The last regional elections before the European parliament ones took place on May 2nd. Results saw the main parties lose vast amounts of support, which gave opportunity for entirely new or off-spring parties to launch their own campaigns for the European elections. The two sides of the Brexit debate draw the line around which side of the line the newcomers position themselves.  

On the pro-Brexit side, the country has seen the rise of the Brexit party. Leader Nigel Farage previously gained prominence as head of the UK Independence Party, which itself has moved even further to the right recently and is campaigning for "Brexit, and an independent democratic Britain governed under its own laws and by its own parliament and government," as declared in UKIP’s manifesto.  

Farage’s Brexit party has been doing well in polls and was called the “favourite with bookmakers and many political commentators to win the most seats in the polls,” by the BBC.  

The party has been focusing on the message of wanting to deliver a clean Brexit and continuously highlighted how the UK must leave straight away. The delay of the departure date has repeatedly been called a ‘betrayal’ to voters in the party’s campaign rhetoric. More detailed policies on how that goal would be implemented however, will be left until after the elections, Farage has indicated. 

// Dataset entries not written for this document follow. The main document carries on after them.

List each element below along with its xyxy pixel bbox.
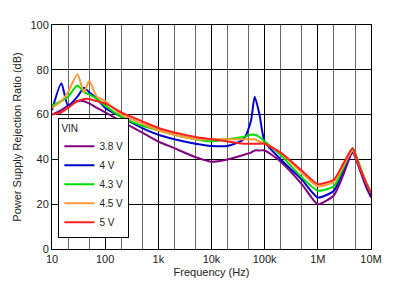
svg-text:100k: 100k	[253, 253, 277, 265]
svg-text:20: 20	[37, 198, 49, 210]
svg-text:10k: 10k	[203, 253, 221, 265]
svg-text:4 V: 4 V	[99, 160, 114, 171]
svg-text:Power Supply Rejection Ratio (: Power Supply Rejection Ratio (dB)	[11, 52, 23, 221]
svg-text:4.5 V: 4.5 V	[99, 198, 123, 209]
svg-text:Frequency (Hz): Frequency (Hz)	[174, 266, 250, 278]
svg-text:1k: 1k	[153, 253, 165, 265]
svg-text:40: 40	[37, 153, 49, 165]
svg-text:3.8 V: 3.8 V	[99, 141, 123, 152]
svg-text:4.3 V: 4.3 V	[99, 179, 123, 190]
svg-text:0: 0	[43, 243, 49, 255]
svg-text:100: 100	[30, 19, 48, 31]
svg-text:100: 100	[96, 253, 114, 265]
svg-text:5 V: 5 V	[99, 217, 114, 228]
svg-text:60: 60	[37, 108, 49, 120]
svg-text:VIN: VIN	[61, 123, 78, 134]
svg-text:1M: 1M	[310, 253, 325, 265]
svg-text:80: 80	[37, 64, 49, 76]
svg-text:10M: 10M	[360, 253, 381, 265]
svg-text:10: 10	[46, 253, 58, 265]
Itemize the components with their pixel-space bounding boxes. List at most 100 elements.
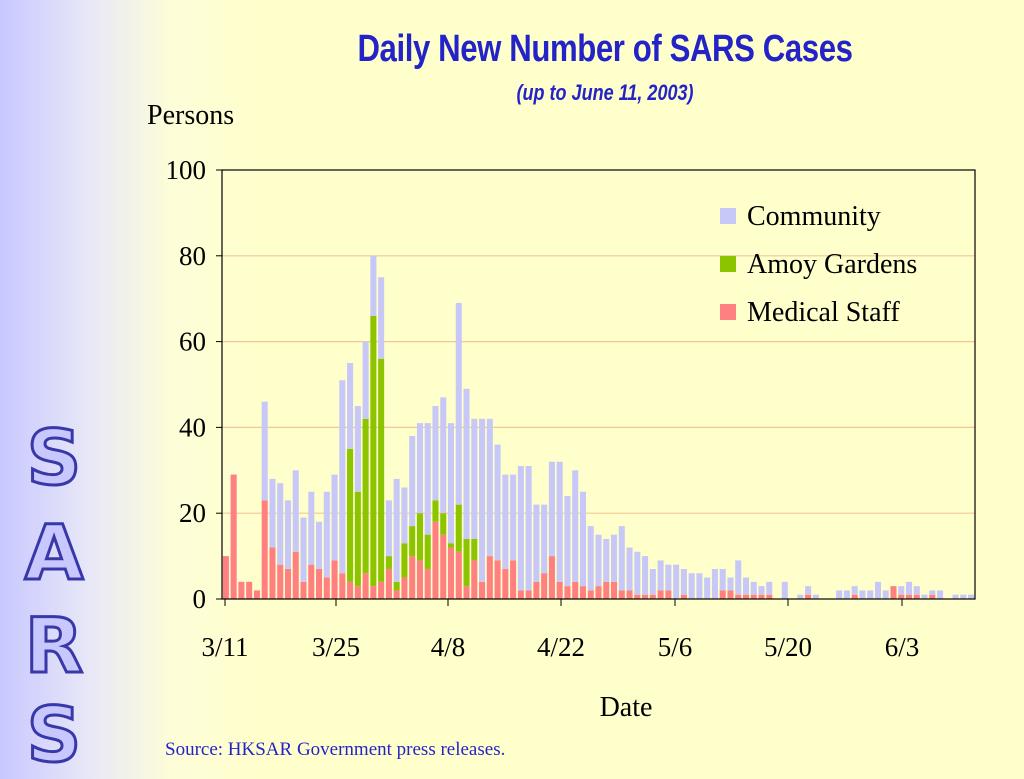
bar-community-16 <box>347 363 354 449</box>
bar-community-50 <box>610 534 618 582</box>
bar-community-39 <box>525 466 532 591</box>
bar-amoy-18 <box>362 418 369 574</box>
bar-community-25 <box>416 423 423 514</box>
bar-amoy-17 <box>354 491 361 587</box>
bar-community-91 <box>929 590 936 595</box>
bar-amoy-31 <box>463 538 470 587</box>
bar-medical-70 <box>766 594 773 599</box>
bar-community-33 <box>479 418 486 582</box>
bar-community-69 <box>758 586 765 595</box>
bar-medical-68 <box>750 594 757 599</box>
bar-community-36 <box>502 474 509 569</box>
bar-medical-38 <box>517 590 524 599</box>
bar-medical-54 <box>642 594 649 599</box>
bar-medical-52 <box>626 590 633 599</box>
bar-community-28 <box>440 397 447 514</box>
bar-medical-35 <box>494 560 501 599</box>
bar-community-20 <box>378 277 385 359</box>
bar-medical-57 <box>665 590 672 599</box>
legend-swatch-community <box>720 208 736 224</box>
side-letter-a: A <box>23 508 85 597</box>
plot-area-border <box>221 169 976 600</box>
bar-community-46 <box>579 491 587 587</box>
bar-medical-39 <box>525 590 532 599</box>
bar-community-30 <box>455 302 462 505</box>
chart-title: Daily New Number of SARS Cases <box>357 28 853 70</box>
bar-community-61 <box>696 573 703 599</box>
bar-community-57 <box>665 564 672 591</box>
bar-amoy-21 <box>385 556 392 569</box>
bar-medical-21 <box>385 568 392 599</box>
bar-medical-18 <box>362 573 369 599</box>
bar-medical-22 <box>393 590 400 599</box>
bar-medical-64 <box>719 590 726 599</box>
bar-medical-36 <box>502 568 509 599</box>
bar-amoy-29 <box>447 543 455 548</box>
bar-medical-45 <box>572 581 579 599</box>
bar-community-5 <box>261 401 268 501</box>
bar-community-14 <box>331 474 338 561</box>
bar-medical-15 <box>339 573 346 599</box>
bar-medical-86 <box>890 586 897 599</box>
legend-label-medical: Medical Staff <box>747 297 900 328</box>
x-tick-label: 3/11 <box>202 632 249 662</box>
side-letter-s1: S <box>25 413 83 502</box>
x-axis-title: Date <box>600 692 653 723</box>
y-tick-label: 80 <box>179 241 206 271</box>
bar-medical-49 <box>603 581 610 599</box>
bar-amoy-24 <box>409 526 416 557</box>
bar-community-63 <box>711 568 718 599</box>
bar-community-53 <box>634 551 641 595</box>
bar-community-11 <box>308 491 315 565</box>
source-note: Source: HKSAR Government press releases. <box>165 739 506 760</box>
x-tick-label: 5/6 <box>658 632 693 662</box>
bar-community-18 <box>362 341 369 419</box>
bar-community-34 <box>486 418 493 557</box>
bar-medical-8 <box>284 568 292 599</box>
legend-label-community: Community <box>747 201 881 232</box>
bar-medical-48 <box>595 586 602 599</box>
bar-medical-51 <box>618 590 625 599</box>
bar-amoy-23 <box>401 543 408 578</box>
bar-medical-40 <box>533 581 540 599</box>
bar-community-7 <box>277 483 284 565</box>
bar-medical-1 <box>230 474 237 599</box>
x-axis: 3/11 3/25 4/8 4/22 5/6 5/20 6/3 <box>202 599 919 662</box>
bar-medical-50 <box>610 581 618 599</box>
bar-medical-20 <box>378 581 385 599</box>
bar-amoy-22 <box>393 581 400 591</box>
y-axis-title: Persons <box>147 100 234 131</box>
bar-medical-25 <box>416 560 423 599</box>
bar-community-10 <box>300 517 307 582</box>
bar-medical-33 <box>479 581 486 599</box>
side-letter-r: R <box>23 601 85 690</box>
bar-community-21 <box>385 500 392 557</box>
bar-community-58 <box>673 564 680 599</box>
bar-medical-10 <box>300 581 307 599</box>
bar-community-40 <box>533 504 540 582</box>
bar-community-83 <box>867 590 874 599</box>
chart-subtitle: (up to June 11, 2003) <box>516 80 694 105</box>
bar-medical-29 <box>447 547 455 599</box>
bar-community-26 <box>424 423 431 535</box>
x-tick-label: 3/25 <box>312 632 360 662</box>
bar-amoy-25 <box>416 513 423 561</box>
bar-medical-7 <box>277 564 284 599</box>
bar-medical-88 <box>905 594 913 599</box>
bar-community-67 <box>742 577 750 595</box>
bar-medical-26 <box>424 568 431 599</box>
legend-swatch-amoy <box>720 256 736 272</box>
bar-community-37 <box>510 474 517 561</box>
bar-medical-24 <box>409 556 416 599</box>
bar-community-81 <box>851 586 858 595</box>
bar-medical-87 <box>898 594 905 599</box>
bar-community-65 <box>727 577 734 591</box>
bar-community-27 <box>432 405 439 501</box>
bar-community-54 <box>642 556 649 595</box>
bar-community-17 <box>354 405 361 492</box>
bar-community-32 <box>471 418 478 539</box>
bar-amoy-27 <box>432 500 439 522</box>
bar-community-74 <box>797 594 804 599</box>
bar-medical-44 <box>564 586 571 599</box>
bar-community-68 <box>750 581 757 595</box>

On the other side of the line, parties and groups appeared who do not see Brexit as the way forward for Britain. Pro-Europe or at least pro on another referendum, is what Change UK is campaigning for. The party was founded by former members of both Conservative and Labour, who disagreed with those parties’ respective Brexit policies.  

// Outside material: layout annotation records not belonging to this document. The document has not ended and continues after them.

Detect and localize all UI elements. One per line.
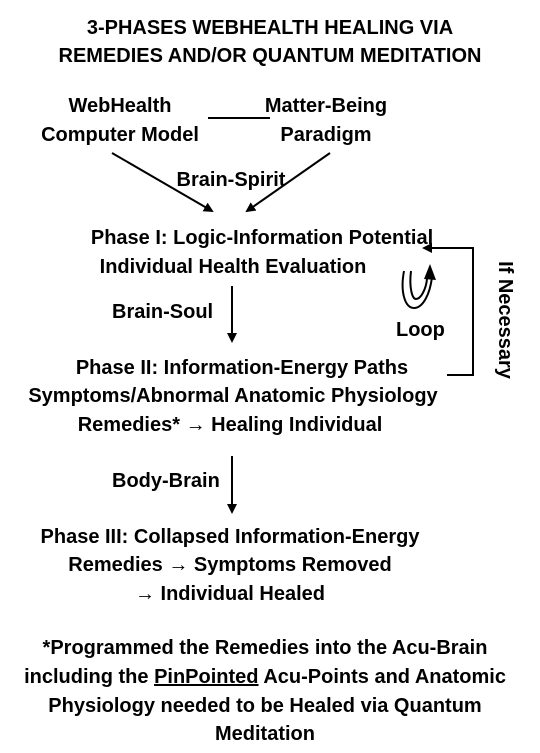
if-necessary-label: If Necessary [494, 261, 516, 380]
loop-icon [401, 264, 436, 310]
footnote-line-2: including the PinPointed Acu-Points and … [24, 666, 506, 688]
brain-spirit-label: Brain-Spirit [176, 169, 286, 191]
arrow-matter-to-phase1 [245, 152, 331, 213]
pinpointed-underlined: PinPointed [154, 666, 259, 688]
footnote-line-1: *Programmed the Remedies into the Acu-Br… [42, 637, 488, 659]
phase2-line-3: Remedies* → Healing Individual [77, 414, 383, 436]
arrow-webhealth-to-phase1 [111, 152, 214, 213]
footnote-line-3: Physiology needed to be Healed via Quant… [48, 695, 482, 717]
phase1-line-1: Phase I: Logic-Information Potential [90, 227, 434, 249]
title-line-2: REMEDIES AND/OR QUANTUM MEDITATION [58, 45, 482, 67]
matter-label-line-1: Matter-Being [264, 95, 388, 117]
phase2-line-2: Symptoms/Abnormal Anatomic Physiology [28, 385, 438, 407]
footnote-line-4: Meditation [215, 723, 315, 745]
matter-label-line-2: Paradigm [280, 124, 372, 146]
phase2-line-1: Phase II: Information-Energy Paths [75, 357, 409, 379]
webhealth-label-line-1: WebHealth [68, 95, 172, 117]
phase1-line-2: Individual Health Evaluation [99, 256, 367, 278]
if-necessary-bracket [422, 243, 474, 376]
loop-label: Loop [396, 319, 445, 341]
phase3-line-2: Remedies → Symptoms Removed [68, 554, 392, 576]
phase3-line-3: → Individual Healed [134, 583, 326, 605]
body-brain-label: Body-Brain [112, 470, 220, 492]
svg-text:If Necessary: If Necessary [494, 261, 516, 380]
brain-soul-label: Brain-Soul [112, 301, 214, 323]
webhealth-label-line-2: Computer Model [41, 124, 199, 146]
title-line-1: 3-PHASES WEBHEALTH HEALING VIA [86, 17, 454, 39]
phase3-line-1: Phase III: Collapsed Information-Energy [40, 526, 420, 548]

First created as The Independent Group and later rebranded as Change UK – The Independent Group, this new party wants any potential deal to be voted on in a referendum, or "People's Vote". In the accompanying campaign, it would champion to remain in the EU, the party has stated. 

The pro-Europe camp also saw a lot of support from the public, when a march, organised to demonstrate for a People’s Vote, gathered over a million people in the streets of London on March 23rd. 

The organisers behind the People’s Vote campaign remain a part of Britain’s politics. Supporters are handing out leaflets in the streets, giving an overview of parties who support a People’s Vote, urging people to “vote for a party that backs you getting the final say on Brexit”.  

The current government around Prime Minister Theresa May’s Conservative party tried to deliver a Brexit deal to fulfil the result of the 2016 referendum. May’s deal, which she negotiated with the EU, was rejected by parliament three times and cross-party talks with the opposition Labour party officially ended without finding an alternative compromise on May 17th. 

Nonetheless, the government has repeatedly stated any potential Brexit deal should not be subject to a new referendum and that it remains focused on implementing the UK’s exit from the European Union as decided in the 2016 referendum. 

Now that UK voters will join the rest of the EU at the polls in May after all, the wildly differing stances on how to proceed over Brexit, remain the dominating issue. Whether parties have announced they would call for a new referendum, an immediate withdrawal or support May’s existing deal, will decide which candidates will be voted into the European Parliament.